– Как звучит: Вероника Симонова?
– Неплохо, – одобрила я.
Её лицо засветилось радостью. Будто в этот момент её паспорт сменил фамилию на первой странице, а в таблице, куда вносятся имена детей, были заполнены все строки. Она вернулась к журналу, но спустя некоторое время снова обратилась ко мне:
– Как думаешь, у нас могло бы получиться?
– Почему и нет? У моей мамы есть подруга, её зовут Вероника, у неё муж – Владимир, – ляпнула я, не думая.
– Здорово, – светясь от бурного счастья, она убрала волосы назад.
Она еще водила, водила любовно по записям с его именем. Иногда её губы раздвигались в беззвучном повторении четырех звуков. Раз за разом это звучало слаще и мягче. Это не могло быть просто так: она вкладывала уйму значения, понятного только ей, селила туда свои чувства, ощущаемые только ею. Я не могла понять этого тогда, с высоты своего малого возраста, и даже сейчас я не совсем могу постигнуть это тонкое чувство. Она так по-взрослому, по-настоящему любила его и всё, что было связано с ним.

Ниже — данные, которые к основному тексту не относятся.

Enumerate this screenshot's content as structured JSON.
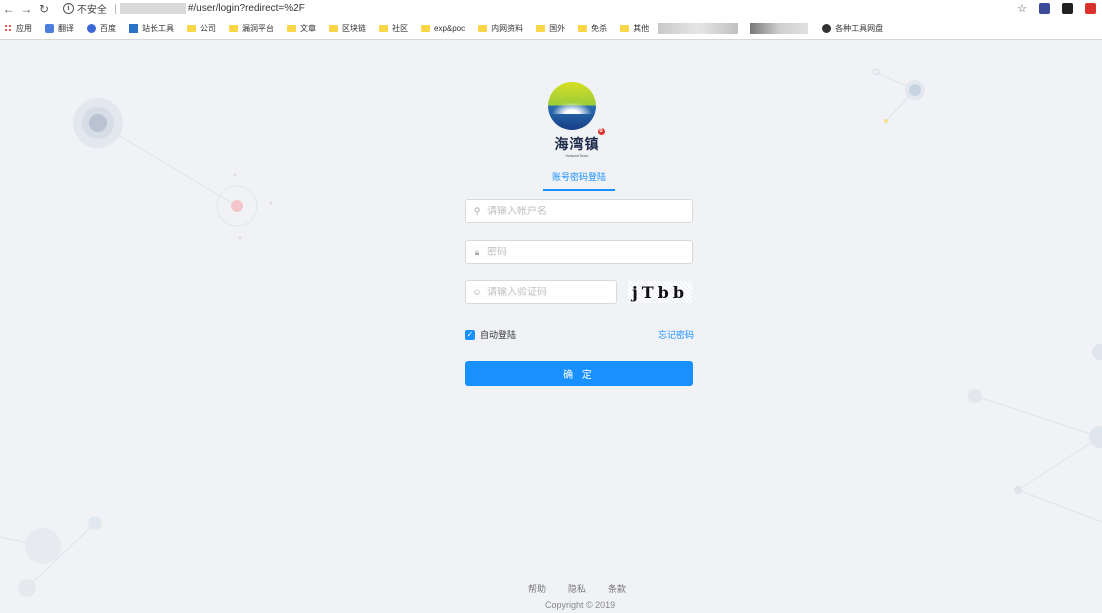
{
  "browser": {
    "security_label": "不安全",
    "url_path": "#/user/login?redirect=%2F",
    "bookmarks": [
      "应用",
      "翻译",
      "百度",
      "站长工具",
      "公司",
      "漏洞平台",
      "文章",
      "区块链",
      "社区",
      "exp&poc",
      "内网资料",
      "国外",
      "免杀",
      "其他",
      "各种工具网盘"
    ]
  },
  "brand": {
    "name": "海湾镇",
    "subtitle": "HaiwanTown",
    "badge": "0"
  },
  "login": {
    "tab_label": "账号密码登陆",
    "username_placeholder": "请输入帐户名",
    "password_placeholder": "密码",
    "captcha_placeholder": "请输入验证码",
    "captcha_text": "jTbb",
    "remember_label": "自动登陆",
    "remember_checked": true,
    "forgot_label": "忘记密码",
    "submit_label": "确 定"
  },
  "footer": {
    "links": [
      "帮助",
      "隐私",
      "条款"
    ],
    "copyright": "Copyright © 2019"
  },
  "colors": {
    "accent": "#1890ff",
    "background": "#f0f2f5"
  }
}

А потом мы открыли последние страницы журнала. Там находилась довольно личная информация, разглашать которую было никому нельзя. Наверное, поэтому ученикам не доверяли журналы. Там были выписаны имена родителей и адреса проживания. У неё сперло в зобу, как писал классик. Достав ручку и вырвав из какой-то тетради листок, она переписала каждую букву и бережно положила дорогую теперь бумагу. Ника еще раз перелистала страницы и, грустно глядя на переплет, погладила обложку. Мы без приключений вернулись в учительскую, поставили журнал и вышли.
Она была рада, что сегодня всё удачно сложилось. Она была счастлива иметь частичку информации о дорогом человеке.
С той же радостью она приходила еще некоторое время. По карте мы вычислили тот дом, что был записан, как дом, в котором проживал Вова. Вот странно: там не была указана квартира. Но когда мелочи останавливали упертых девчонок?
Уроки на неделе закончены, домашняя работа завершена – можно сходить развеяться. Мы встретились около школы, место, удобное нам обеим. Немного прогулялись по стадиону, попинали камни, поболтали о чем-то девчачьем. Она предложила сходить до того дома. Внезапное предложение заинтересовало меня, хотя и так понимала, что она рано или поздно сорвалась бы туда, со мной или без меня. Мы ушли со стандиона и, петляя в нижних дворах, всё ближе подбирались к дому с нужной нам цифрой.
Маленький, пятиэтажный, с грязными подъездами, выломанными кое-где кирпичами, с разукрашенными уличной живописью стенами, дом стоял в довольно неприметном дворе. Мы потолкались некоторое время, глазея вокруг. Люди, в основном, взрослые с большими сумками и озабочеными лицами, шли мимо нас, не замечая ничего вокруг. Они двигались по дороге с разных сторон, и мало кто из них сворачивал к подъездным дверям. На красных дверях стояли электронные замки, через которые мы не могли бы пройти, не имея ключей. Вот мы и стояли, как глупые девчонки, ведущиеся на любую информацию, вписанную в журнал. Возможно, там была устаревшая запись, которая кочевала из одного журнала в другой. Учителя даже не думали проверять информацию, а мы так неловко попались на эту удочку. Если бы не кинули жребий, мы бы потом кусали себе локти и перекладывали вину друг на друга. А так никому не обидно и не больно.